À cet égard, nous nous retrouvons, nous sommes de plain-pied, avec les trois ouvrages fondamentaux de Freud avec lesquels il faudrait introduire ou avec lesquels on introduit déjà la psychanalyse, à savoir : Les mots d'esprit, La psychopathologie de la vie quotidienne et la Traumdeutung. C'est de là que jaillit le peu de vérité qu'ordinairement on refoule et sur quoi on peut, un tant soit peu, mettre la main. Donc, c'est là-dessus, visiblement, qu'ils ont tous travaillé et d'une façon, je dois dire, qui est à mes yeux un vrai apport clinique, c'est-à-dire dégagé de ce que seraient les standards et nos chères habitudes. Parce qu'il faut bien savoir qu'il y a là une vraie difficulté.
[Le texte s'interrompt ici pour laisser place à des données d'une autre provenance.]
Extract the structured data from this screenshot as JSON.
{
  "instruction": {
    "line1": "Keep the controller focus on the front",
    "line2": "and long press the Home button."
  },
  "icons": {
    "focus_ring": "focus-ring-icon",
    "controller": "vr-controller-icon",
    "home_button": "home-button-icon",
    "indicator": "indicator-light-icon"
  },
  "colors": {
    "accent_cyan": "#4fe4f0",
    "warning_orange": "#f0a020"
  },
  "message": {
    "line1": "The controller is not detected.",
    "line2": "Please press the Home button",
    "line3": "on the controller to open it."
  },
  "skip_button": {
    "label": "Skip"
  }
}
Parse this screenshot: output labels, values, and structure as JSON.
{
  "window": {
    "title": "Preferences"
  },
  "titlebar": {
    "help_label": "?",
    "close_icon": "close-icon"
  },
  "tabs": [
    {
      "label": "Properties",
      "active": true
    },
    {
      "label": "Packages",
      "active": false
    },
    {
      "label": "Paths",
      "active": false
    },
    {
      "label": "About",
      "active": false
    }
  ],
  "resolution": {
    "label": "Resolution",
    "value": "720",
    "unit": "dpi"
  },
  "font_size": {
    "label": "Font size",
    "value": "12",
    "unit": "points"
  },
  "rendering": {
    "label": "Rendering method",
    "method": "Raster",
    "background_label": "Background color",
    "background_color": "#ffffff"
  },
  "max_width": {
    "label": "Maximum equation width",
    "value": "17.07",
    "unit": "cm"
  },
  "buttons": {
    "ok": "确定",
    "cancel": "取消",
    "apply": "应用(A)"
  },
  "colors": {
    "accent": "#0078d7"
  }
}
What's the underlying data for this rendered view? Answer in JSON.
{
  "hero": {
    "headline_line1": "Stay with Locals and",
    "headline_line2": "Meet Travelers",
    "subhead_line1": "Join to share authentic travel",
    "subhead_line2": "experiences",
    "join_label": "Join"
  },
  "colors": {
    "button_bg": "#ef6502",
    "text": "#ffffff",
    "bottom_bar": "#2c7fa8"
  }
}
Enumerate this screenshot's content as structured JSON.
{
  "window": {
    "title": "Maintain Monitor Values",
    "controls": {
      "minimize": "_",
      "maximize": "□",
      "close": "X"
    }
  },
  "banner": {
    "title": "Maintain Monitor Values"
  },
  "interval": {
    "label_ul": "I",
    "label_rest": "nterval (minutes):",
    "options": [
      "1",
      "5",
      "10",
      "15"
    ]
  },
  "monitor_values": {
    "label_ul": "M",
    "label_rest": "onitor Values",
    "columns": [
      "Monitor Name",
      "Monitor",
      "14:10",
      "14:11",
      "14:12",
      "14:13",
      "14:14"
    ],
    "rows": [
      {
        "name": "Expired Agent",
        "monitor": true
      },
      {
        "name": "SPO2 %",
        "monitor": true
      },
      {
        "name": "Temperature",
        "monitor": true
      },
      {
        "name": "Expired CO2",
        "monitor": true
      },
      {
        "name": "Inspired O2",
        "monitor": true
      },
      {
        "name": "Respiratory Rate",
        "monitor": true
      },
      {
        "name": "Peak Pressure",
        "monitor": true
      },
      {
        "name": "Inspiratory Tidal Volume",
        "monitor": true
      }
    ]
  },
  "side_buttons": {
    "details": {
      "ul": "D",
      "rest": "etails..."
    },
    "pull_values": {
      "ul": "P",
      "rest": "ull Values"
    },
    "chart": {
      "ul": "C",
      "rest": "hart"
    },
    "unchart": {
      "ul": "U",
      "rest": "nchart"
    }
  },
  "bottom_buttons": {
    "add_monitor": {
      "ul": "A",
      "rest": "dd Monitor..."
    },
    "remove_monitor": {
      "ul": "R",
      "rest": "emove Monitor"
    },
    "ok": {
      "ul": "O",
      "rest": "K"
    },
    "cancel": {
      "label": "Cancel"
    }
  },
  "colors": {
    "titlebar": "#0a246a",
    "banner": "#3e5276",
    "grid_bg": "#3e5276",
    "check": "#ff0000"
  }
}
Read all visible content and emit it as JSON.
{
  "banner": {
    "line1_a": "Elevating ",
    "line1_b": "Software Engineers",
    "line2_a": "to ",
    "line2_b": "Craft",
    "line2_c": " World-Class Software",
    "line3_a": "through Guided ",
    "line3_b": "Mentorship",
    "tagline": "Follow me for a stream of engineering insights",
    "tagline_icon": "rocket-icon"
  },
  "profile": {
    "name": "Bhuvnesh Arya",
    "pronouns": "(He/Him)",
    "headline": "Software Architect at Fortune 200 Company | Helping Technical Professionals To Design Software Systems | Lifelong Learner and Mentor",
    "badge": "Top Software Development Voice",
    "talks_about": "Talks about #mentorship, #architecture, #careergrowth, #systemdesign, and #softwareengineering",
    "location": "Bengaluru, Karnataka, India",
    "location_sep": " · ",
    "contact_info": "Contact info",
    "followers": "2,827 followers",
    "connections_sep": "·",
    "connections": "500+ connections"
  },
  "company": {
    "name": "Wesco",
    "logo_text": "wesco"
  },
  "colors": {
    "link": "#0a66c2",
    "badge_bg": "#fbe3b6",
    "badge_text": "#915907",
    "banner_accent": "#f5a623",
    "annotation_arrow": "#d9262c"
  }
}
Je disais, mercredi, un peu de mauvaise humeur, il y a visiblement un double aspect à la clinique. D'un côté, on ne pourrait pas parler de clinique, en tout cas, un tant soit peu établie, s'il n'y avait pas des formes qui se retrouvent, s'il n'y avait pas là une régularité homme ou femme, c'est-à-dire que ce qui se passe pour un homme ou pour une femme. Ce n'est pas, si je puis dire, en nombre illimité : c'est une combinatoire qui est relativement close. C'est même d'ailleurs, à beaucoup d'égards, tellement clos, qu'un nombre de gens, en fin d'analyse, sont bien obligés de constater que tout le tralala qu'ils faisaient au départ, ça se réduit à pas grand-chose : petite affaire ! Cela gêne souvent parce que chacun n'aimerait jamais tant que de voir sa propre coloration singulière exaltée, alors qu'elle ne vaut, il faut bien le dire, presque rien et que de se rendre compte de sa propre limitation et de sa propre connerie, c'est quand même un sacré boulot ! Quoi qu'il en soit, il y a donc ce versant du fait clinique. La clinique est en nombre limité, la combinatoire dans laquelle nous nous inscrivons est bridée. D'un autre côté, bien entendu, pour la faire jaillir, il y faut une équation un peu complexe, puisqu'elle suppose que celle ou celui qui interroge y soit impliqué d'une façon telle que, selon les modalités du dialogue, il fasse jaillir ce qu'il faut pour que le sujet lui-même sente quelque chose de l'ordre d'une pertinence qui vaudrait pour lui, cependant que celui qui interroge devrait abdiquer, autant qu'il le peut, ce qui n'est jamais tout à fait possible, sa propre singularité. Donc, c'est évidemment une affaire qui, rien qu'à la poser comme ça, met tout de suite l'accent sur un point que nous avions déjà évoqué, c'est que le transfert, dans l'affaire, il est tout autant du côté du patient que de celui du praticien !

Lacan avait largement daubé sur le fait que la question dite du contre-transfert, c'était une façon d'éluder le fait que le transfert, il n'y en a qu'un ! Quitte à rajouter, à la fin de sa vie, que les sentiments sont toujours réciproques. Alors, une fois qu'on a entendu cela, on peut trembler dans ses baskets parce que, quand on est amoureux, évidemment... puis, quand on est haineux... Vous voyez ? Évidemment, ça vous donne quelques frissons dans le dos. Enfin, quand on regarde cela tranquillement et fermement, on peut le traiter pacifiquement. Donc, ce volume, quand il sera publié, je souhaite que vous le lisiez parce que ce n'est pas un volume prétentieux et il a ce mérite de s'appuyer sur des documents concrets, c'est-à-dire comme on le dit souvent ici des verbatim.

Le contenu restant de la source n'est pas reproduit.